By which you mean Social Security, Medicare, and Medicaid? Those programs have broad public support.
Which is largely an education problem. Diamonds have overwhelming public support and are essentially a scam. We need to build sustainable, healthy systems that work for our population and don't make naive assumptions like infinite growth.
This is extremely misinformed.
Social Security Retirement, Survivors, and Disability Insurance are entitlement programs, and by far account for the vast majority of this budget (along with the Medicare that most of these individuals are entitled to have). You do not have a right to it, and you are obligated to participate in the insurance program by paying taxes. They are payed for by the individual worker and in some cases, partially, by the employer, via FICA taxes deducted from your US paycheck. Other taxes may be withheld from your paycheck, which lower income individuals will get money back from the IRS for, upon filing their taxes. But, this is not the case for FICA taxes.
The issue is that actuaries have not properly estimated the costs of things like Medicare, and then Congress has really never updated the tax code to account for proper FICA taxes for future projections.
Bottom line though is we are taking in about 3.5 and spending about 7. We are well past 'buy one less bomber'.
A just system would be something like "invest 15% of your income in XYZ approved categories, or pay a penalty tax on up to 15% of your income". This effectively mandates citizen savings via penalizing irresponsible spending/lack of savings.
"We'll tax you and we pinky promise to pay you back someday... totally investing that money and not spending it now then printing more when we need to pay up" is both so insane and obvious an outcome I suspect leaded gasoline played a role in societal acceptance.
Likewise, not true. I find your comment to be extremely offensive, too.
I have 2 rare immune-mediated neurological diseases affecting my peripheral nervous system plus type 1 diabetes.

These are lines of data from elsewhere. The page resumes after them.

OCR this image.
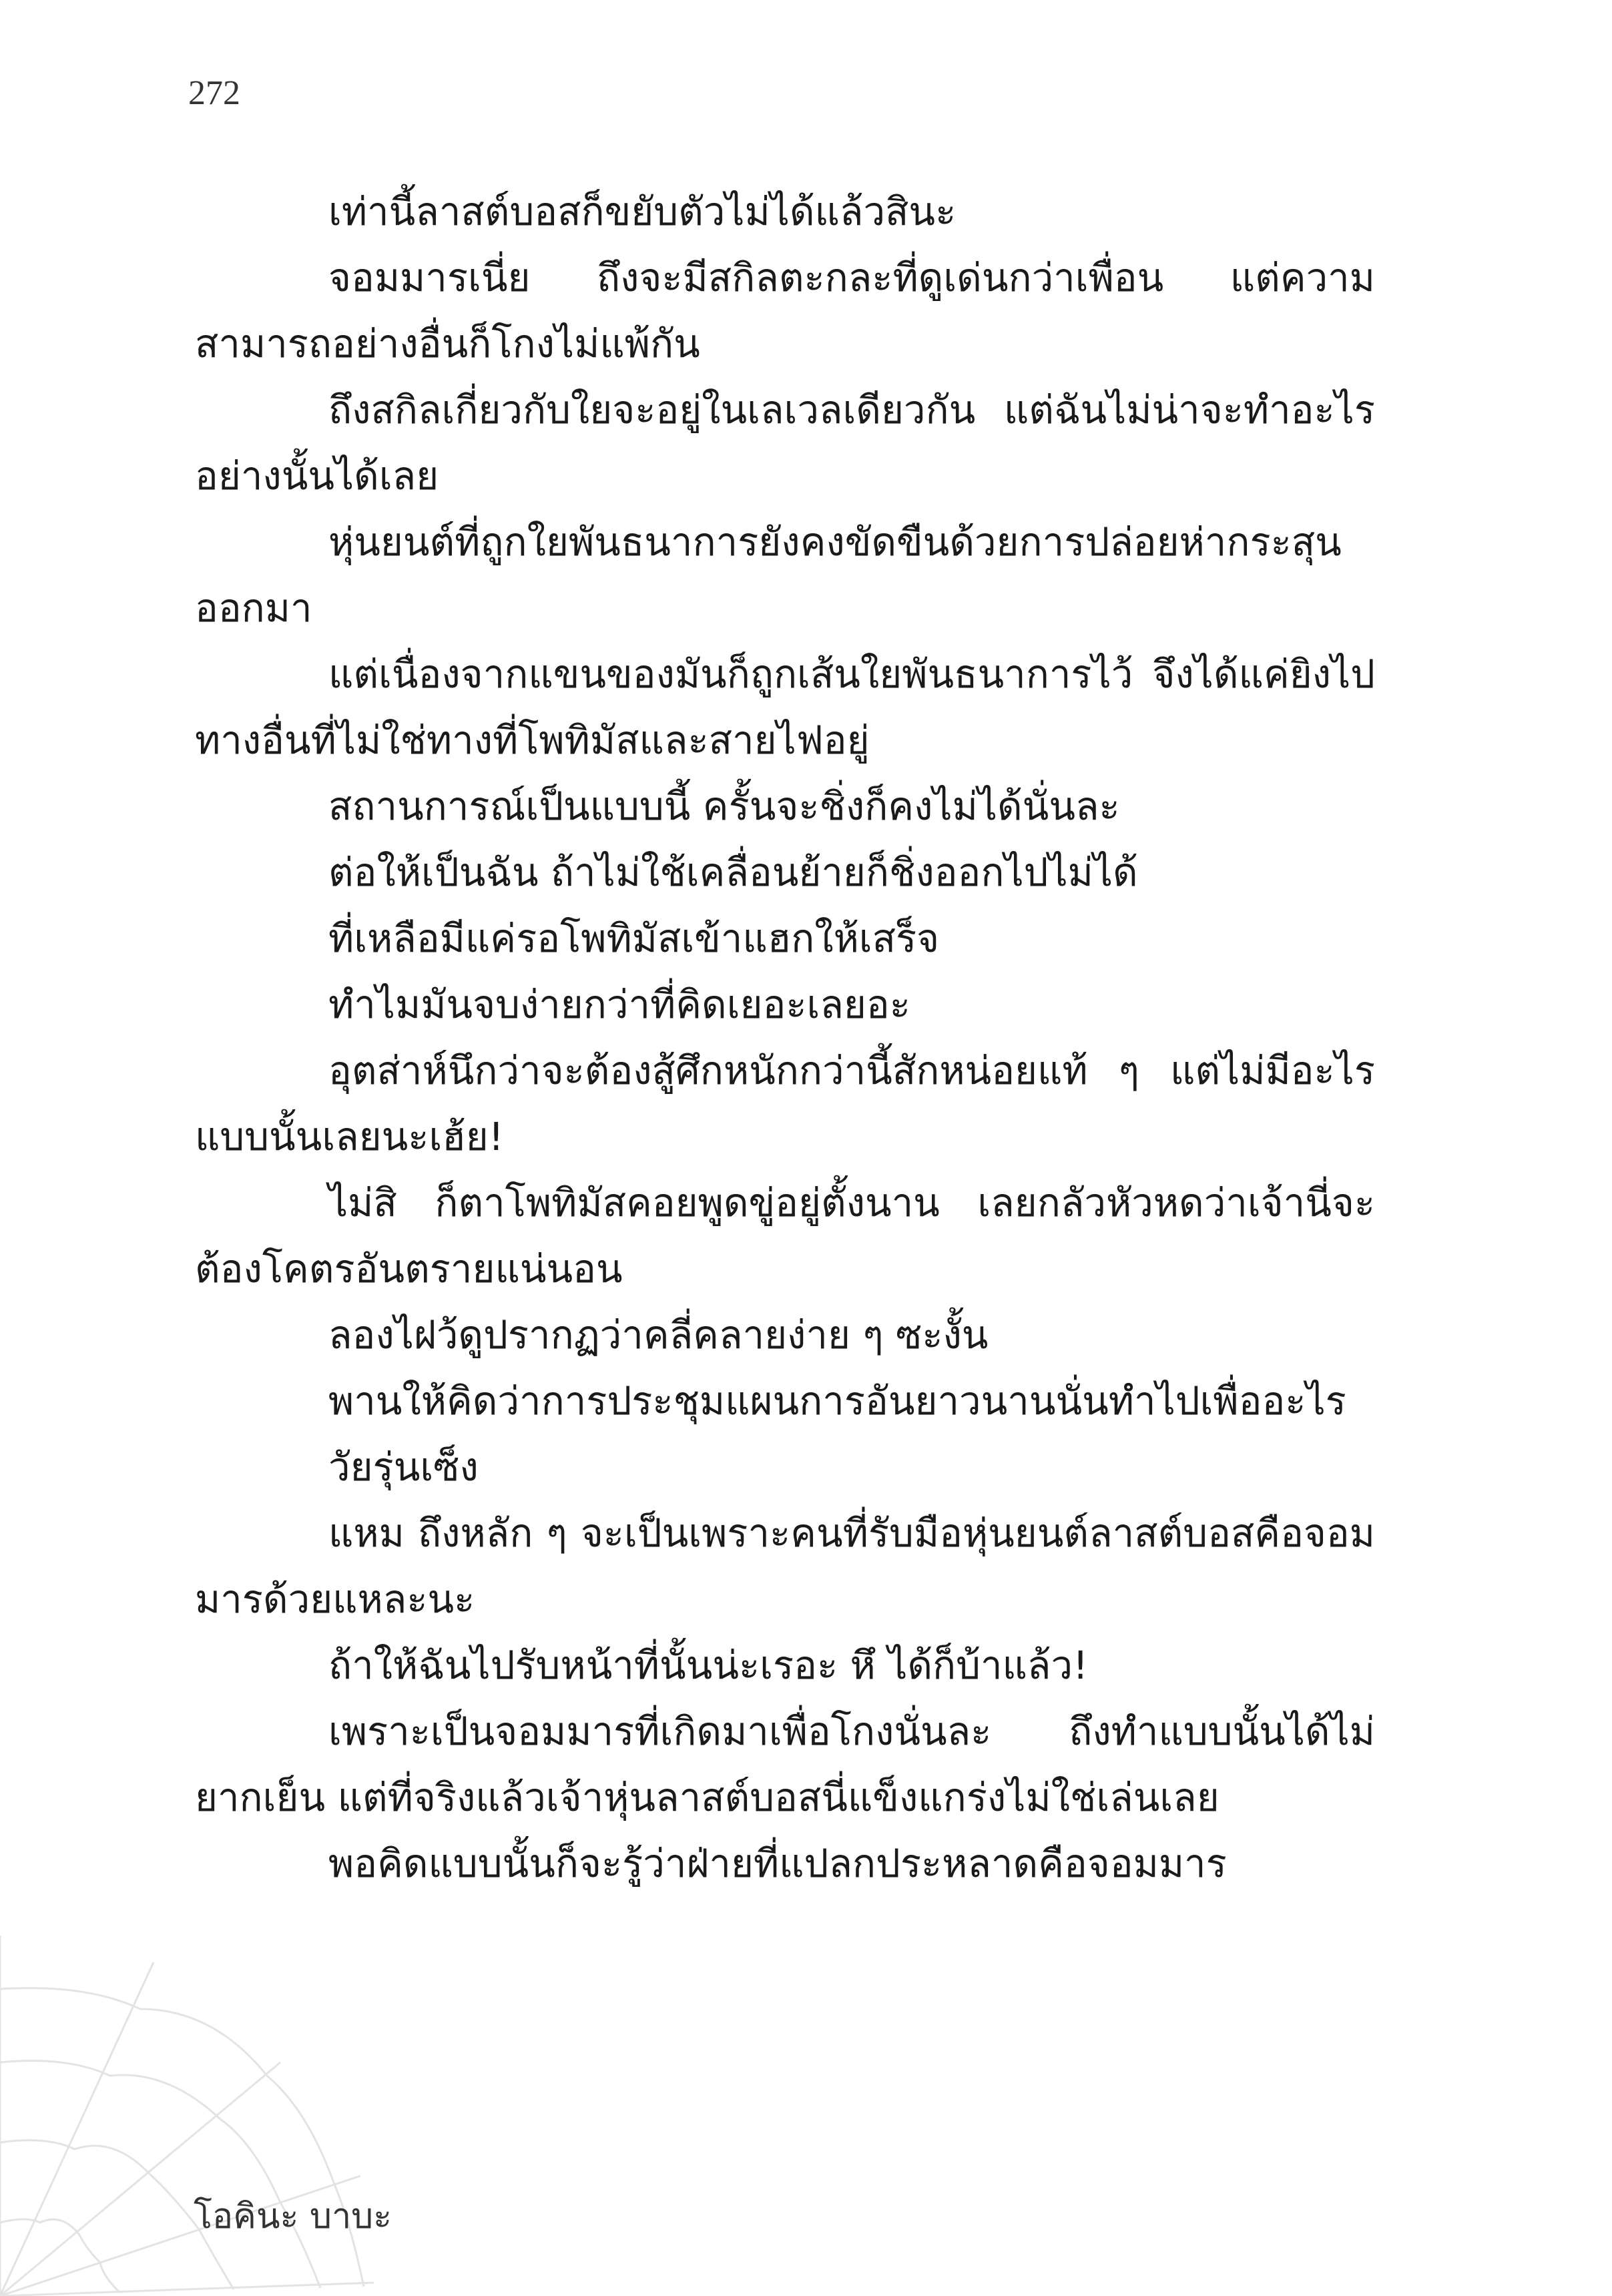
272

เท่านี้ลาสต์บอสก็ขยับตัวไม่ได้แล้วสินะ

จอมมารเนี่ย ถึงจะมีสกิลตะกละที่ดูเด่นกว่าเพื่อน แต่ความสามารถอย่างอื่นก็โกงไม่แพ้กัน

ถึงสกิลเกี่ยวกับใยจะอยู่ในเลเวลเดียวกัน แต่ฉันไม่น่าจะทำอะไรอย่างนั้นได้เลย

หุ่นยนต์ที่ถูกใยพันธนาการยังคงขัดขืนด้วยการปล่อยห่ากระสุนออกมา

แต่เนื่องจากแขนของมันก็ถูกเส้นใยพันธนาการไว้ จึงได้แค่ยิงไปทางอื่นที่ไม่ใช่ทางที่โพทิมัสและสายไฟอยู่

สถานการณ์เป็นแบบนี้ ครั้นจะชิ่งก็คงไม่ได้นั่นละ

ต่อให้เป็นฉัน ถ้าไม่ใช้เคลื่อนย้ายก็ชิ่งออกไปไม่ได้

ที่เหลือมีแค่รอโพทิมัสเข้าแฮกให้เสร็จ

ทำไมมันจบง่ายกว่าที่คิดเยอะเลยอะ

อุตส่าห์นึกว่าจะต้องสู้ศึกหนักกว่านี้สักหน่อยแท้ ๆ แต่ไม่มีอะไรแบบนั้นเลยนะเฮ้ย!

ไม่สิ ก็ตาโพทิมัสคอยพูดขู่อยู่ตั้งนาน เลยกลัวหัวหดว่าเจ้านี่จะต้องโคตรอันตรายแน่นอน

ลองไฝว้ดูปรากฏว่าคลี่คลายง่าย ๆ ซะงั้น

พานให้คิดว่าการประชุมแผนการอันยาวนานนั่นทำไปเพื่ออะไร

วัยรุ่นเซ็ง

แหม ถึงหลัก ๆ จะเป็นเพราะคนที่รับมือหุ่นยนต์ลาสต์บอสคือจอมมารด้วยแหละนะ

ถ้าให้ฉันไปรับหน้าที่นั้นน่ะเรอะ หึ ได้ก็บ้าแล้ว!

เพราะเป็นจอมมารที่เกิดมาเพื่อโกงนั่นละ ถึงทำแบบนั้นได้ไม่ยากเย็น แต่ที่จริงแล้วเจ้าหุ่นลาสต์บอสนี่แข็งแกร่งไม่ใช่เล่นเลย

พอคิดแบบนั้นก็จะรู้ว่าฝ่ายที่แปลกประหลาดคือจอมมาร

โอคินะ บาบะ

I worked nearly full-time at university, while going to university full-time, while still making good grades in undergraduate, in electrical engineering. I had to do this just to keep medical insurance so I would not die.

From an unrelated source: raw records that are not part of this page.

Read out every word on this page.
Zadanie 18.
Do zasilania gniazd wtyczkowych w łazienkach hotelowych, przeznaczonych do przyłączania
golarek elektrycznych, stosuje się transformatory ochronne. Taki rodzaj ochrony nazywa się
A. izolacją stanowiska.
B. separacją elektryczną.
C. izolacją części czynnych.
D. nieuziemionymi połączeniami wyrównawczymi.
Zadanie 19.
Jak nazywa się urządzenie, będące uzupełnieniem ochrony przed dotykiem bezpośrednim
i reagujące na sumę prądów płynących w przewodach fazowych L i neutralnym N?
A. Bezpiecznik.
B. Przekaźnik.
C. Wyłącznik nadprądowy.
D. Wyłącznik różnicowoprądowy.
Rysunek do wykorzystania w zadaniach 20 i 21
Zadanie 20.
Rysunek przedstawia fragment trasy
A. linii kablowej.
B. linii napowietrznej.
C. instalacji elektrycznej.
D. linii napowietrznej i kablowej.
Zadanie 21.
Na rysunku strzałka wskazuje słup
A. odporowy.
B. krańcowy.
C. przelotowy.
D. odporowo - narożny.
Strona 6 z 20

Anyways, I was extremely sick from age 18 on at university. I was misdiagnosed, and my health problems were blamed as "diabetes complications". I found out that I had a very rare neurological disease, that very likely caused my type 1 diabetes, when I was 22.
I was declared disabled by the Social Security Administration at age 21. I am sure I am not the only one, and some people incur costs that cannot be paid for by just "saving up". This especially applies for medical care. In my case, I really had no chance whatsoever to do this.
By the way, I am off of disability now.
That's great to hear! The issue I take with your story is not that you got help, but that a government mandated retirement program should never have been retrofitted to provide socialized health care. It is an absolutely terrible design.
I'm not going to write a blog post about my theory for an optimal health care system architecture, but I suspect we would agree that a lot of things are wrong and need to be redesigned.